Settimana corta di quattro giorni a scuola: sogno o realtà? I luoghi in cui è applicata - Studentville

Settimana corta di quattro giorni a scuola: sogno o realtà? I luoghi in cui è applicata

Riflessioni sulla proposta della settimana di quattro giorni a scuola. In quali Paesi la formula è già applicata e perché in Italia c'è ancora molta strada da fare sull'argomento.
Settimana corta di quattro giorni a scuola: sogno o realtà? I luoghi in cui è applicata

I possibili vantaggi della settimana corta nel mondo dell’istruzione

L’organizzazione scolastica può essere prevista su quattro giorni alla settimana? Questo quesito sta facendo molto discutere le istituzioni, soprattutto in Italia. Infatti, in questi ultimi periodi l’idea non sarebbe poi così da scartare anche se non di facile applicazione.

Va da sé che una tale “rivoluzione” dovrebbe ridefinire piani e programmi didattici e la distribuzione delle risorse, umane e finanziarie.

Nel nostro Paese, sembrerebbe che la cosiddetta settimana corta sia ancora non applicabile, poiché alcune scuole hanno attualmente una pianificazione su cinque giorni, ma altre sono organizzate fino al sabato. Si tratterebbe quindi di accorciare di uno o di due giorni le attuali settimane scolastiche prevedendo una nuova organizzazione.

Cosa avviene negli altri Paesi?

La rimodulazione del monte ore a scuola è già realtà in alcune nazioni al mondo, le quali, evidentemente, hanno una organizzazione didattica differente. Molto dipende anche dal contesto territoriale in cui tale “regolamentazione” è applicabile.
Negli Stati Uniti, ad esempio, è prevista la settimana corta a scuola in alcuni territori di chiaro stampo rurale, come l’Oregon o il Colorado. In questo caso le stesse strutture scolastiche hanno riscontrato una forte riduzione delle spese in fatto di riscaldamento e trasporti, abbattendo anche, in parte, i costi fissi.

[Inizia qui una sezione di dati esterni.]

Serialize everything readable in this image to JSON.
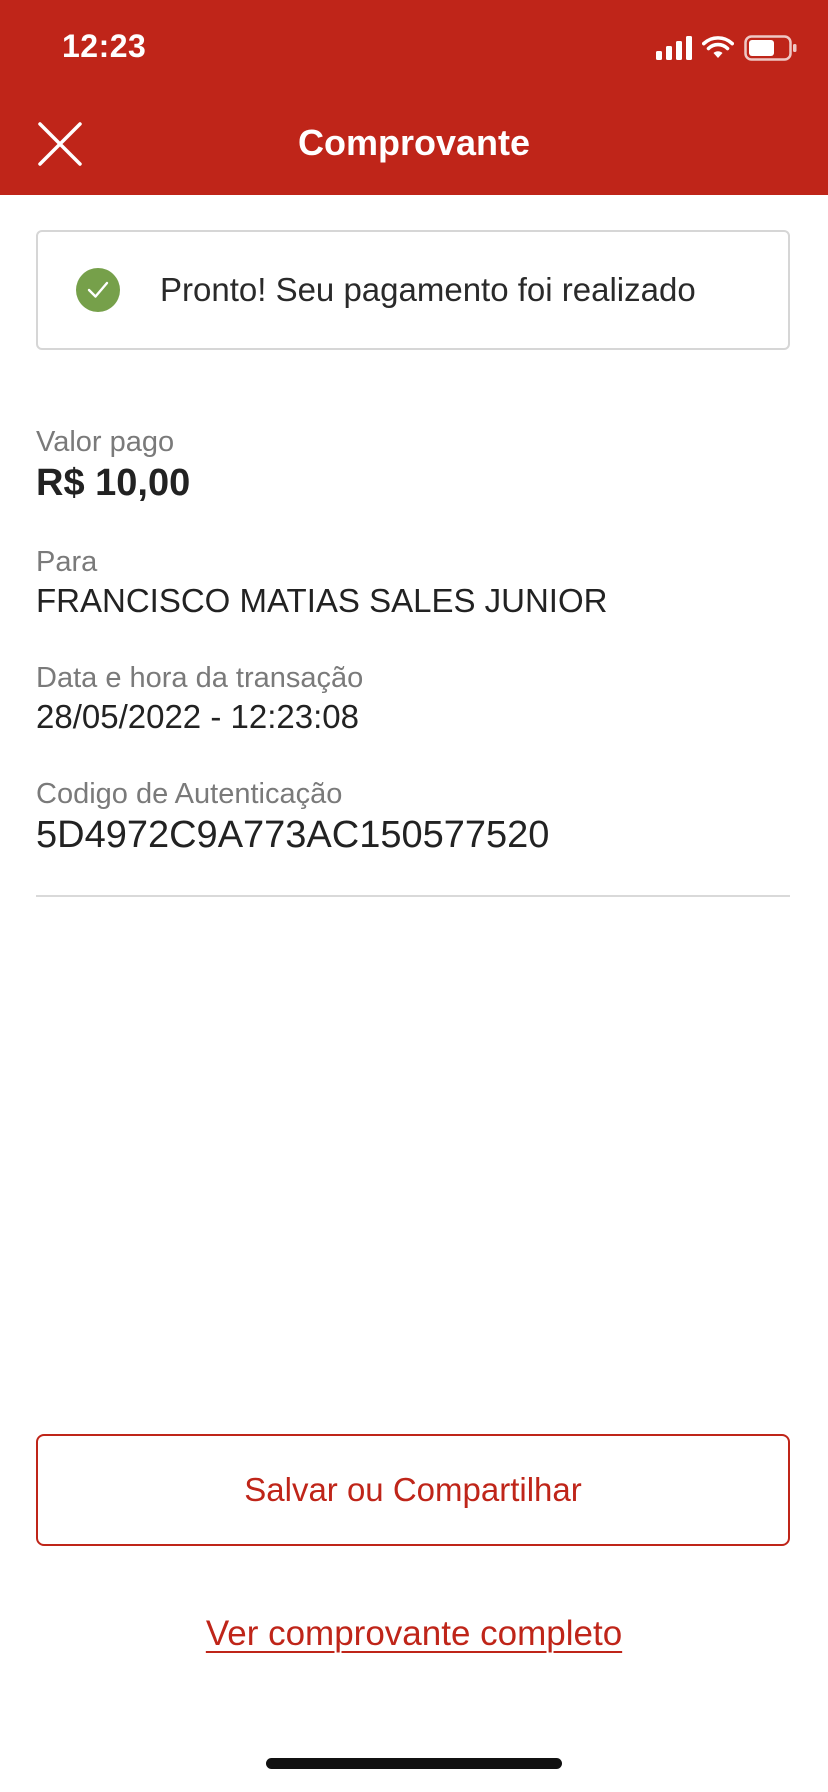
{
  "status_bar": {
    "time": "12:23",
    "icons": [
      "signal-icon",
      "wifi-icon",
      "battery-icon"
    ]
  },
  "nav": {
    "title": "Comprovante",
    "close_icon": "close-icon"
  },
  "success": {
    "icon": "check-circle-icon",
    "message": "Pronto! Seu pagamento foi realizado"
  },
  "details": {
    "amount_label": "Valor pago",
    "amount_value": "R$ 10,00",
    "to_label": "Para",
    "to_value": "FRANCISCO MATIAS SALES JUNIOR",
    "datetime_label": "Data e hora da transação",
    "datetime_value": "28/05/2022 - 12:23:08",
    "auth_label": "Codigo de Autenticação",
    "auth_value": "5D4972C9A773AC150577520"
  },
  "actions": {
    "save_share_label": "Salvar ou Compartilhar",
    "full_receipt_link": "Ver comprovante completo"
  },
  "colors": {
    "brand_red": "#bf2519",
    "success_green": "#76a04a",
    "label_gray": "#7a7a7a",
    "divider_gray": "#d9d9d9"
  }
}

Anche in Corea del Sud e in Giappone la settimana corta viene spesso applicata. In questi casi, non significa però che gli studenti “lavorino” di meno. Infatti, le ore didattiche vengono integrate con attività extra legate laboratori, poli tecnologici, attività culturali e scientifiche.

In alcuni Paesi dell’Africa, come il Kenya, la settimana corta è integrata con pratiche agricole e imprenditoriali, improntando così lo studente alla vita reale.

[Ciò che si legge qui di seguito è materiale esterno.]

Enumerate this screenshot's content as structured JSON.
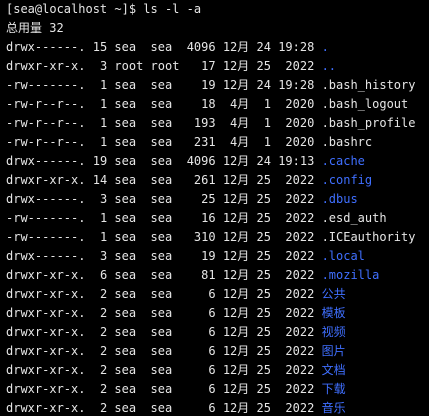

Brasile e Australia, ad esempio, hanno pensato la settimana ridotta grazie a lezioni virtuali e ad altre attività, come lo sport e la cultura. Questo per evitare che i ragazzi abbandonino il percorso d’istruzione.

Chi ha già sperimentato la settimana corta ha riscontrato anche benefici a livello fisico e mentale: una maggiore motivazione, maggior tempo libero e nuovi stimoli per gli alunni, i quali si presentano mediamente meno stressati e anche con una resa scolastica migliore.

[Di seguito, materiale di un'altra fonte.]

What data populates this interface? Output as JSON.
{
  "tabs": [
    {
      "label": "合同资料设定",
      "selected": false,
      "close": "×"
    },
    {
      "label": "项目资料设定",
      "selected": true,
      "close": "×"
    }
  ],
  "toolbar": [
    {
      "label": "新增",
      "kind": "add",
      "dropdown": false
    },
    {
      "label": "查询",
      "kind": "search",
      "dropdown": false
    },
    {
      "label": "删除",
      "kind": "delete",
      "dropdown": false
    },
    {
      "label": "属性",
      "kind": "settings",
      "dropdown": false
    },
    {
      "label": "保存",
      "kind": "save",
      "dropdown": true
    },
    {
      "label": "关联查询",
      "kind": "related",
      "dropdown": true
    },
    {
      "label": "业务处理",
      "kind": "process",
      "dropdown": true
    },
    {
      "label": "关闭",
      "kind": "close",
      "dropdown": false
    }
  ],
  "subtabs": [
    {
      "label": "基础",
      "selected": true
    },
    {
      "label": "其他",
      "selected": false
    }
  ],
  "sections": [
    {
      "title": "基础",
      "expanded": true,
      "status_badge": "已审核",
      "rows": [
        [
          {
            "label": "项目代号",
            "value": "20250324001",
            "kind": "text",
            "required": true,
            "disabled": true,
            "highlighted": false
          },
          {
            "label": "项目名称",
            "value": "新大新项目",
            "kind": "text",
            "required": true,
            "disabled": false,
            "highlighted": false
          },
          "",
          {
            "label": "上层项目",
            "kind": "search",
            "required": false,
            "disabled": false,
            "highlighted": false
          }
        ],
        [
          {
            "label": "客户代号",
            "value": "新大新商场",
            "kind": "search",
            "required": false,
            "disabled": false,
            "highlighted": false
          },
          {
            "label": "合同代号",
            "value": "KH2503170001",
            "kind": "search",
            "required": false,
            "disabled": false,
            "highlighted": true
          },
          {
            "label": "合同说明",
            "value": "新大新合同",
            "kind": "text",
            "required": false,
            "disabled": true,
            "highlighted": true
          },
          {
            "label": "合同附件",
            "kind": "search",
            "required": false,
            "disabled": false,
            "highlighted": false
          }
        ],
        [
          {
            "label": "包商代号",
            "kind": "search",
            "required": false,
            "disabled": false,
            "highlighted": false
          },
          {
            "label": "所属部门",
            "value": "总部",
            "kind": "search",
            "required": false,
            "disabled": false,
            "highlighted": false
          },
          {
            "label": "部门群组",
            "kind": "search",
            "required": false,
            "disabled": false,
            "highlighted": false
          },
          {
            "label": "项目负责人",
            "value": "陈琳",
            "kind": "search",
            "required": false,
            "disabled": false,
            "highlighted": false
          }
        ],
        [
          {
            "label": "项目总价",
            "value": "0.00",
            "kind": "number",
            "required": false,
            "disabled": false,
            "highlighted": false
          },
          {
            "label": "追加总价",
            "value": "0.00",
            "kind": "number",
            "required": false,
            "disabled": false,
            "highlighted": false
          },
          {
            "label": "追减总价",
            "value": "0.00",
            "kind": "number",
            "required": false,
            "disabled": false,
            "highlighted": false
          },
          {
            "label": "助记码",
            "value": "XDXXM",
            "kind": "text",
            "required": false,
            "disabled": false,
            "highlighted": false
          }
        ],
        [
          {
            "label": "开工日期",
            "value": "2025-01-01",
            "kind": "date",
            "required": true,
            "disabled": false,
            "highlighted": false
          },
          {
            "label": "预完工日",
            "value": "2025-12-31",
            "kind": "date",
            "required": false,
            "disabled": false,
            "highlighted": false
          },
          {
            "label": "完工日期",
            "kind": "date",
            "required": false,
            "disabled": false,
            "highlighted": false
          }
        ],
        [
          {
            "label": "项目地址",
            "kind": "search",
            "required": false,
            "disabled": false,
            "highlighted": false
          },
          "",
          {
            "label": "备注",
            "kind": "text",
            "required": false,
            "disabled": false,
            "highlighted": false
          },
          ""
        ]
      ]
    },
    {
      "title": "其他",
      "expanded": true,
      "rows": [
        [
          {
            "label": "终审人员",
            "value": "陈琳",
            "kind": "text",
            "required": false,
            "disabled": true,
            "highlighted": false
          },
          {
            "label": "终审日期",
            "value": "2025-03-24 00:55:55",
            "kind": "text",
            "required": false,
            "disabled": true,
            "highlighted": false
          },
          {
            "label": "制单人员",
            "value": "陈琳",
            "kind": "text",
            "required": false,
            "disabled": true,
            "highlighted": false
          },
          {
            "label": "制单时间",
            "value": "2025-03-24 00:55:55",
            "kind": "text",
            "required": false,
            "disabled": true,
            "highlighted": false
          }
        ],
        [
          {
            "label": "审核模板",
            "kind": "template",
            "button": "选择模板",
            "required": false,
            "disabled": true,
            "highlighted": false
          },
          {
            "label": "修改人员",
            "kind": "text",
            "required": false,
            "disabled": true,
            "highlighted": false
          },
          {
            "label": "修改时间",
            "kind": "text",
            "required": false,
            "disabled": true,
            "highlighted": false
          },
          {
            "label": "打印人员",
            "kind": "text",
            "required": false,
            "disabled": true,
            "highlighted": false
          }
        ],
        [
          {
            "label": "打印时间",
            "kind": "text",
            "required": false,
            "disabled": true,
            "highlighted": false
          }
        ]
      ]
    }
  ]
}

Perché in Italia non è immediatamente applicabile la settimana ridotta a scuola?

La tematica è in fase di dibattito, ma bisogna dire che alcuni istituti scolastici già operano avendo eliminato le lezioni del sabato, passando da sei a cinque giorni la settimana.

Ci sono i margini per ridurre ancora di un giorno? Operare su quattro giorni vorrebbe dire abbattere dei costi, ma fare anche i conti con alcune criticità, come i contratti degli insegnanti, del personale scolastico ATA, la gestione della giornata “di riposo”. Arrivare ad una organizzazione didattica spalmata dal lunedì al giovedì significherebbe anche stravolgere i piani lavorativi e organizzativi di genitori e famiglie. Gli aspetti contrattuali sono però quelli che più di altri meriterebbero un focus, poiché si renderebbe necessaria una totale riorganizzazione tra ore lavoro e salari.

Alcune delle proposte principali includono nella programmazione della settimana corta laboratori ricreativi, attività sportive, poli educativi, prestazioni in attività sociali e comunali e il coinvolgimento degli enti del territorio. Inoltre, potrebbero venire incluse anche attività extra in laboratori STEM e tecnologici.

Se i quattro giorni comporterebbero delle riduzioni di spese alla scuola, d’altro canto si renderebbero necessari degli investimenti per poter garantire in strutture adeguate la gestione del tempo extra scolastico.